前軍議で聞いた話を頭の奥から引っ張り出す。私がぼうっと考え込んでいると、
「ああ、あの時の子か。」
「お前、安土の奴だったのか。」
「日のある時に会えたと言うことは、もののけでは無かったみたいだな。」
「…もしかしてお前か?佐助が探してる奴。」
…いや、でも、ここに奉公に来てる同郷のやつか、そういや佐助の故郷はどこだったかな、
ブツブツと話す幸という彼。
その言葉に、慌てて彼に尋ねた。
「…たぶん佐助くんが探しているのは私です。あの、彼は今何処に?」
そう聞くと、
幸さんはまた眉を寄せて、私をジロリとみて厳しい言葉を吐いた。
「あのなあ、お前、何処かに行くならちゃんと言ってから行けよ。あいつ探し回ってたぞ。」
「…それは、」
「まあまあ、幸、女性にそんな口の利き方をしていたら嫌われるぞ。…君、名前は?」
「………えっと、亜子です、」
「亜子か。君は名前まで美しいんだな。佐助は今所用で安土を離れてる。二日もすれば帰ってくるだろう。
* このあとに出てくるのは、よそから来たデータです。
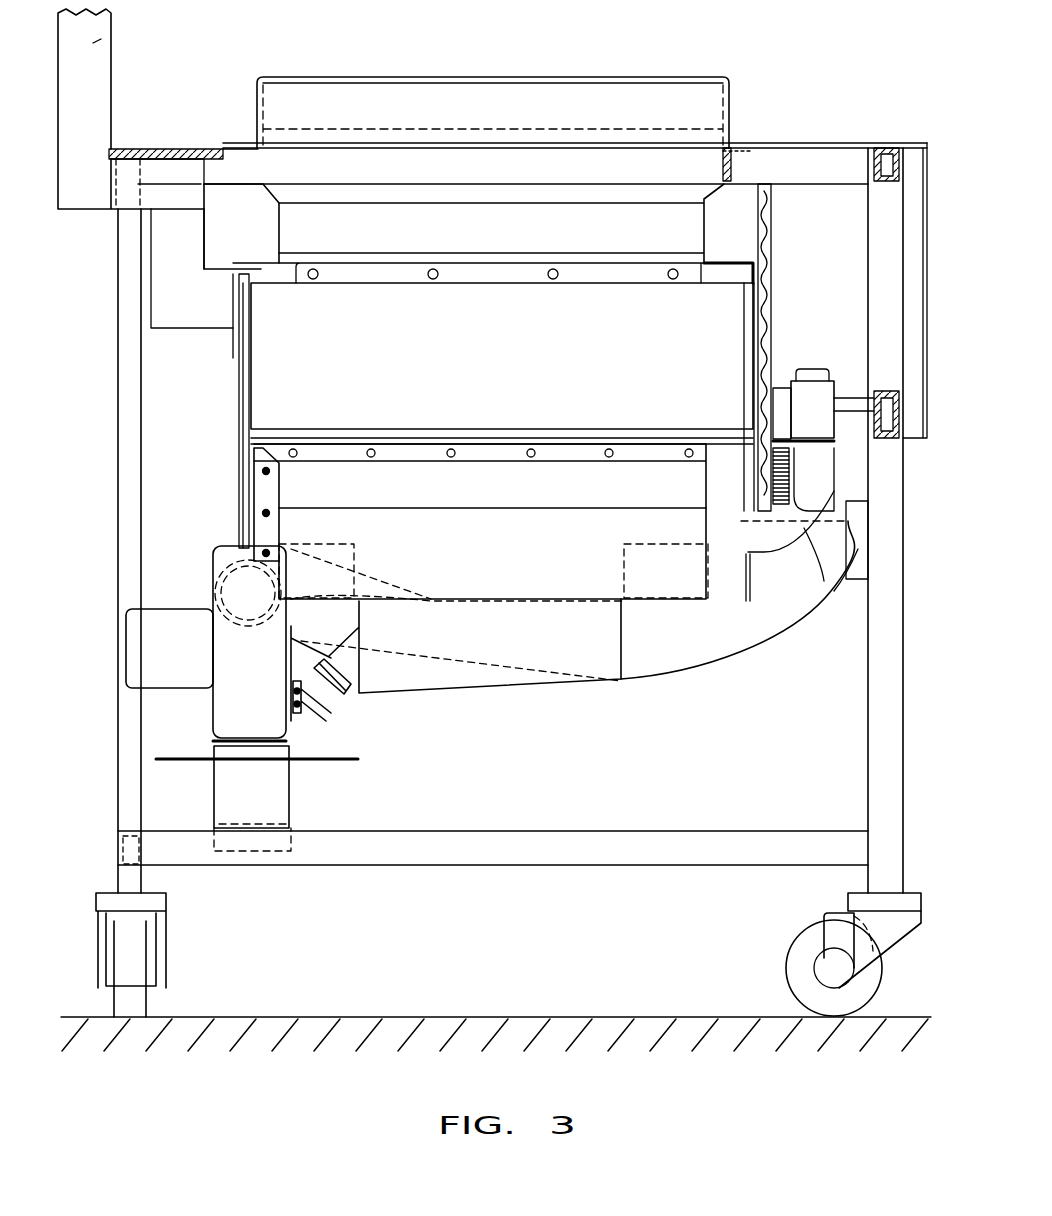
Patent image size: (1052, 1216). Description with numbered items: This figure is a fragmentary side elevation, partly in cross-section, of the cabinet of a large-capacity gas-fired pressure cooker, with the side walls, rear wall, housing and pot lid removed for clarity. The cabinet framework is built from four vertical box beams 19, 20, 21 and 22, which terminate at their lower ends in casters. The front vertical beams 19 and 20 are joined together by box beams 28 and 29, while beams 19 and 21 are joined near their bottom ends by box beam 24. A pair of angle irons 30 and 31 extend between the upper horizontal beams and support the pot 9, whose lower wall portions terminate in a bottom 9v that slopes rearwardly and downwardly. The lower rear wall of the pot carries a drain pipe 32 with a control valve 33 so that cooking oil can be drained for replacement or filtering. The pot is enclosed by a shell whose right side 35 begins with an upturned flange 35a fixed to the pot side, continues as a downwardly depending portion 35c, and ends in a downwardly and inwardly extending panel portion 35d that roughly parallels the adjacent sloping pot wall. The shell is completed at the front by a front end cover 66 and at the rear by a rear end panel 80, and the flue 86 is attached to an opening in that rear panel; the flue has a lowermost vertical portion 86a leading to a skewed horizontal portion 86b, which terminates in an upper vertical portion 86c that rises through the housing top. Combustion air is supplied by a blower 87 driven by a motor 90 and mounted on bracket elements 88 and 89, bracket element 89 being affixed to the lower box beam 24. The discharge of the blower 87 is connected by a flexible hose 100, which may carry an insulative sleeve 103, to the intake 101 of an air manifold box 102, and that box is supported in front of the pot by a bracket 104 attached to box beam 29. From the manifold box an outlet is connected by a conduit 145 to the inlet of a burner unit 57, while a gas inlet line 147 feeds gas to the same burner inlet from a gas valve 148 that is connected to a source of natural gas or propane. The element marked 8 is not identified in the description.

The top plate 8 is at (786, 142).
The pot 9 is at (501, 223).
The bottom 9v is at (483, 693).
The vertical box beam 19 is at (880, 703).
The vertical box beam 20 is at (880, 800).
The vertical box beam 21 is at (125, 458).
The vertical box beam 22 is at (133, 790).
The box beam 24 is at (510, 835).
The box beam 28 is at (886, 182).
The box beam 29 is at (875, 413).
The angle iron 30 is at (257, 165).
The angle iron 31 is at (731, 160).
The drain pipe 32 is at (352, 692).
The control valve 33 is at (325, 712).
The shell side 35 is at (493, 411).
The upturned flange 35a is at (505, 298).
The downwardly depending portion 35c is at (707, 397).
The downwardly and inwardly extending panel portion 35d is at (745, 440).
The burner unit 57 is at (481, 522).
The front end cover 66 is at (764, 299).
The rear end panel 80 is at (238, 400).
The flue 86 is at (114, 68).
The lowermost vertical portion 86a is at (192, 268).
The skewed horizontal portion 86b is at (183, 165).
The vertical portion 86c is at (92, 42).
The blower 87 is at (232, 713).
The bracket element 88 is at (285, 660).
The bracket element 89 is at (258, 802).
The motor 90 is at (150, 635).
The flexible hose 100 is at (772, 481).
The intake 101 is at (836, 447).
The air manifold box 102 is at (797, 368).
The insulative sleeve 103 is at (664, 668).
The bracket 104 is at (860, 395).
The conduit 145 is at (806, 530).
The gas inlet line 147 is at (752, 553).
The gas valve 148 is at (857, 548).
二日後俺と佐助とここでお茶をするのはどうだ?」
「…信玄様、帰るんじゃ無かったんですか、」
「こんな美人に出会って、見逃せるわけないだろう?じゃあ、また二日後の昼過ぎにここで会おう、姫。」
「…え?」
何も言うことが出来ず固まっていると、
武田信玄は掴んでいた私の手の甲に、ちゅっと口づけを落とすと、着物の裾を翻して行ってしまった。
…姫、
そう呼んだのは、何故だろう。
まさか、私が安土城で姫をしていることに気づいたんだろうか。まさか、そんなはずない。幸さんは私を、安土に奉公に出ている娘だと認識しているみたいだから、佐助くんが、きっとそういうことにしておいてくれたんだろう。
不思議に思いながらも、
何も気に留めずに城下町の店を眺めて城に帰る。
…二日後、
佐助くんに会えるならそれでいい。
きっと、すごく心配かけたと思うから。